Я проснулась в шесть утра. Потом валялась до восьми тридцати, размышляя о маньяках и закопанных трупах.
Ровно в девять часов я просунула голову в наш тайный штаб. Пашка уже сидел там, стуча зубами – утро выдалось прохладное.
Мы отправились к месту захоронения. Удобное, надо сказать, местечко, даже грибники туда не суются – рядом канава, в которую, по подозрениям дачников, председатель свою канализацию вывел – запах стоит непереносимый. На первый взгляд здесь ничего не изменилось – лес беззаботно шелестел листьями, лишь небольшая площадка перекопанной земли напоминала о недавнем происшествии.
– Думаешь, надо раскопать и глянуть, что там? – сглатывая слюну от страха и омерзения, спросила я.
– Ты что?
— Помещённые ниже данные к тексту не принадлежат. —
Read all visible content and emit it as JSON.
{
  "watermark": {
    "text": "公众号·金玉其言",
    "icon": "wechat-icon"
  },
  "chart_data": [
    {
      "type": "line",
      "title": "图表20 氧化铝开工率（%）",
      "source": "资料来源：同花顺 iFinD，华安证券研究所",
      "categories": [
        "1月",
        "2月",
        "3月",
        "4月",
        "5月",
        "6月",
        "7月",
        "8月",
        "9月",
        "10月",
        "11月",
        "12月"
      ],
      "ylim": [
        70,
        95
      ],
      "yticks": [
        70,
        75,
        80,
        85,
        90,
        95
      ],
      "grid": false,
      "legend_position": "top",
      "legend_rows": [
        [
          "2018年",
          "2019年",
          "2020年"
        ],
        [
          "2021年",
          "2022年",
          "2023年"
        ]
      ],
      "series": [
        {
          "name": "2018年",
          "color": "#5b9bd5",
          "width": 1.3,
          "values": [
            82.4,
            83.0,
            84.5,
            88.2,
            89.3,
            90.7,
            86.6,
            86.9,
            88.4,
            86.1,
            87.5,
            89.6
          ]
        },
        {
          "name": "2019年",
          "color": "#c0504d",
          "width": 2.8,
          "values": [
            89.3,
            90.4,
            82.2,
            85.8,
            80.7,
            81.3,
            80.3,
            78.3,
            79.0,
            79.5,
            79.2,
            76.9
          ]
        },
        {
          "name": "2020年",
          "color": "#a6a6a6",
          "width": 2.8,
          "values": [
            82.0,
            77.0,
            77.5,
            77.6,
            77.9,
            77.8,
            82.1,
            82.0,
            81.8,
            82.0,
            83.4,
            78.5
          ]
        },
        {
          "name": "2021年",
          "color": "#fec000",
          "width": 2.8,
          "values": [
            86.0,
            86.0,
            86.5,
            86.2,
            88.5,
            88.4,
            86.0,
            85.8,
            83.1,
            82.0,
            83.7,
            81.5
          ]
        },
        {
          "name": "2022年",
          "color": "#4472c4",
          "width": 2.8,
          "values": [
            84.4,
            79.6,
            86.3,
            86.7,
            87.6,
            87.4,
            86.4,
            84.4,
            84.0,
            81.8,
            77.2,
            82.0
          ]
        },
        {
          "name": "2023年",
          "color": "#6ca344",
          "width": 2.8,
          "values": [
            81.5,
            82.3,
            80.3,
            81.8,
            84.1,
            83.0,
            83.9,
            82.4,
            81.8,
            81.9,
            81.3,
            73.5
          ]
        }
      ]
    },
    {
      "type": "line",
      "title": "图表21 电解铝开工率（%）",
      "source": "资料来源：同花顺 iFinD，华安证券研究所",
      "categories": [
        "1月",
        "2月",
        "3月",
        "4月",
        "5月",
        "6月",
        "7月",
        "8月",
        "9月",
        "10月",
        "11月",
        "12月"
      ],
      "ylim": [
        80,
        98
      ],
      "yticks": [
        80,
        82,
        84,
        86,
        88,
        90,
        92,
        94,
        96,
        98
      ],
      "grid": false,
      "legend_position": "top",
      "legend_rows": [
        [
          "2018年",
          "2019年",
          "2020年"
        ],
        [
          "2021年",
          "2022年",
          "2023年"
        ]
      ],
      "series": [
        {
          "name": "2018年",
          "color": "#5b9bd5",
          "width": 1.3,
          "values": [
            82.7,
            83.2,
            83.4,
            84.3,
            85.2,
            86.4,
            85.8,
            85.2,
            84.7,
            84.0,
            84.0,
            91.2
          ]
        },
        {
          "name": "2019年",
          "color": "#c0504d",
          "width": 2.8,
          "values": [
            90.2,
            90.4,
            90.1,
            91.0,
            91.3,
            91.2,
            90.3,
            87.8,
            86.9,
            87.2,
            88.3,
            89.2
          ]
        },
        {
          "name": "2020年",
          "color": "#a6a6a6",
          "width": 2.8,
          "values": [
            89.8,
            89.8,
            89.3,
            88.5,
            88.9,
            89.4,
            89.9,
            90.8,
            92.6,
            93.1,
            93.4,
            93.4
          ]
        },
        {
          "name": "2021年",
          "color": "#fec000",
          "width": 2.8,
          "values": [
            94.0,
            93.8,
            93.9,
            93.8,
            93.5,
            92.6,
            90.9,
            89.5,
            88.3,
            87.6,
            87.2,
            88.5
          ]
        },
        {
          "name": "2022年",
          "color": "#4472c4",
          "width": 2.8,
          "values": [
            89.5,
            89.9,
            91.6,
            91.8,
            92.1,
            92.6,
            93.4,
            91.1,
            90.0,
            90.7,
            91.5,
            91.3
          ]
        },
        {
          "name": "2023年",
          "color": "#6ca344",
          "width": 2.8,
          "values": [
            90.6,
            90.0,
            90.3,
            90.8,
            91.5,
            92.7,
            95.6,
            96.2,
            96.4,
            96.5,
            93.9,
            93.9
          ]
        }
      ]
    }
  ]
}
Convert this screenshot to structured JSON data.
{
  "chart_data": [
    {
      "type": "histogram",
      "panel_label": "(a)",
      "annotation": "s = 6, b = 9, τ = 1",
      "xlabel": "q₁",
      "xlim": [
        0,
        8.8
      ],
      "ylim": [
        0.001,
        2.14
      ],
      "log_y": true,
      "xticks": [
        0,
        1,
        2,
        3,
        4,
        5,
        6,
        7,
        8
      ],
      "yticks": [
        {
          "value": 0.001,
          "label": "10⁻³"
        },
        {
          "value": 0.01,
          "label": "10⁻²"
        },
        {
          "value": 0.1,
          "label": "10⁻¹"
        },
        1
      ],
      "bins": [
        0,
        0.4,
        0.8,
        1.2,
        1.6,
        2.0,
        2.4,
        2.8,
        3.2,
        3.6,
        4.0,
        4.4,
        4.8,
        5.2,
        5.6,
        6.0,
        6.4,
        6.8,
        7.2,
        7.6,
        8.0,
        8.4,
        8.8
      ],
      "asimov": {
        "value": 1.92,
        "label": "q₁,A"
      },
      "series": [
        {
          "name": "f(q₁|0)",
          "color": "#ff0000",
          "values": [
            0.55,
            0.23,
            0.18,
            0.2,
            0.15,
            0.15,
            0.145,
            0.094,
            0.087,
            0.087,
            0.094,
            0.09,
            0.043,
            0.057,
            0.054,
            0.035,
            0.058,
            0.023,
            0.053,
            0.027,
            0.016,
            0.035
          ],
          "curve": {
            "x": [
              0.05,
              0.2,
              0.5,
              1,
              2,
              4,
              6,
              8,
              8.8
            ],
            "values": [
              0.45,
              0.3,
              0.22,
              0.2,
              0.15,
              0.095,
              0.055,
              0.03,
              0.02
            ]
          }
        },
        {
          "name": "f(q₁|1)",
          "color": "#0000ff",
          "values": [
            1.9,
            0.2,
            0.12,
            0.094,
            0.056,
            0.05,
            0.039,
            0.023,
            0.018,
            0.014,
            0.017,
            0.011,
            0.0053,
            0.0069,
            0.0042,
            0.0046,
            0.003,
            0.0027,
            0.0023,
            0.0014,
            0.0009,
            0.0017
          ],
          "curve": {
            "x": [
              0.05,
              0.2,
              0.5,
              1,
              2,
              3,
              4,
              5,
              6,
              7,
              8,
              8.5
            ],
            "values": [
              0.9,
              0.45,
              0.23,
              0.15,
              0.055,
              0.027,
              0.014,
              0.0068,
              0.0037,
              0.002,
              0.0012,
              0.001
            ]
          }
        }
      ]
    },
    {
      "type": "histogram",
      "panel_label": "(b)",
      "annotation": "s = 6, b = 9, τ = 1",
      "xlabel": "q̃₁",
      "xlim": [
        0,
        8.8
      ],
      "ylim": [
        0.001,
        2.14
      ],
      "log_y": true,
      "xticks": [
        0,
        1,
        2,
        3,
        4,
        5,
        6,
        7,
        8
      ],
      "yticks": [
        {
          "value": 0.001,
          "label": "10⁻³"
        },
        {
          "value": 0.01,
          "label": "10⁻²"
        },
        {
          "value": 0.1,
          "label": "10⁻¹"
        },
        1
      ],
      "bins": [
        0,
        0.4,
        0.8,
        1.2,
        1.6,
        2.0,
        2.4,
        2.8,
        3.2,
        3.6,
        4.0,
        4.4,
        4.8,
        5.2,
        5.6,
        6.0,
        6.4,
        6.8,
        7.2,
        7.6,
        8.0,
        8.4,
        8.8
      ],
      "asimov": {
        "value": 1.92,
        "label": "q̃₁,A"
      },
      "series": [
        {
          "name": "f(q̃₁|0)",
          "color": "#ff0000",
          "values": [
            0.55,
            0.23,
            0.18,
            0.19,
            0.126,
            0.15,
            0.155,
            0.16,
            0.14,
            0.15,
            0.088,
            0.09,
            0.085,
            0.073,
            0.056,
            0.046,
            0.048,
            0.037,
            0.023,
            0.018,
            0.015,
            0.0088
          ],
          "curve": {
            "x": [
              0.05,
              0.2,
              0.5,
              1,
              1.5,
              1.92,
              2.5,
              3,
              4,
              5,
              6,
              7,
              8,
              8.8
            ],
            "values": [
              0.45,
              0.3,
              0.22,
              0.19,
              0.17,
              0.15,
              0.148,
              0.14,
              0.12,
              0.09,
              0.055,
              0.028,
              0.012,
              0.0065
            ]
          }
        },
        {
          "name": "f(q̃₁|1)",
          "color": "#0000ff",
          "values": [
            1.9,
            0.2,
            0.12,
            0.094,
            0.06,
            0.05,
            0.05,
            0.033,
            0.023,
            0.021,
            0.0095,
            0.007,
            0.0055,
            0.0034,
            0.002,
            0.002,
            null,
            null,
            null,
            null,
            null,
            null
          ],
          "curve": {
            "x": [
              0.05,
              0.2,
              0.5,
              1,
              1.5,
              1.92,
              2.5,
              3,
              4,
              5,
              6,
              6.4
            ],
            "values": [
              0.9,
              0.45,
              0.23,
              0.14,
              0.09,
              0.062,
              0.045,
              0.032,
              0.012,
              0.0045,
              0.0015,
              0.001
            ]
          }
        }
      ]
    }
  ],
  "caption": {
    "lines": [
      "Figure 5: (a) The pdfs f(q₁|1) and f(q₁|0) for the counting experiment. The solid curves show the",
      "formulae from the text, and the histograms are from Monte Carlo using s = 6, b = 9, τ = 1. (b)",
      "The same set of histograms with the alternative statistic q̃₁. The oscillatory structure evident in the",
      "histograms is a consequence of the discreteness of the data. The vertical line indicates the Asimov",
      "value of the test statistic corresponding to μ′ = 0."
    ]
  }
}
Ничего нельзя трогать! Все должно остаться, как есть. На данный момент мы имеем только подозрения и ничего больше! – зашептал Пашка.
– Да какие подозрения? Все предельно ясно! Кто-то поутру закопал огромный тяжелющий мешок… Поди, не собаку зарыл!
– Вот именно! Кто это был, мы не знаем, что в мешке, нам тоже достоверно не известно. У нас есть только конец клубка, и либо мы его размотаем, либо он от нас укатится!
– И что же нам делать, Паш?
– Преступники часто возвращаются на место преступления. Мы будем ждать, возможно, нам удастся проследить за ним. Шалаш он пока не видел и, будем надеяться, не увидит. Постоянно сидеть здесь мы не можем, придется рассчитывать на удачу. А сейчас установим маленькую незаметную ловушку.
Пашка натянул тоненькую ниточку на уровне икр вокруг перекопанного участка. Увидеть ее было почти невозможно, как и миновать, подходя к месту преступления.
– Теперь мы будем точно знать, приходил ли могильщик, – сказал Пашка, закончив дело.
Еще час мы продрожали в шалаше, никого не дождались и побежали по домам.
Днем играли в шалаше с Машей, Бурундуковым и Пашкой в карты. Пригласила их всех к себе на день рождения в будущее воскресенье.
Про нашу тайну мы с Пашкой ни словом не обмолвились. Незачем подвергать друзей напрасному риску, меньше знают – крепче спят.
Бурундуков и Машка так елейно нежны друг с другом, аж противно становится. Неужели Мишка думает, что мы не замечаем, как он все время хватает Машу за грудь, когда обнимает? Хоть бы постеснялся! А Кузькина лишь похихикивает: «Мишутка, мне щекотно…» И даже не думает краснеть!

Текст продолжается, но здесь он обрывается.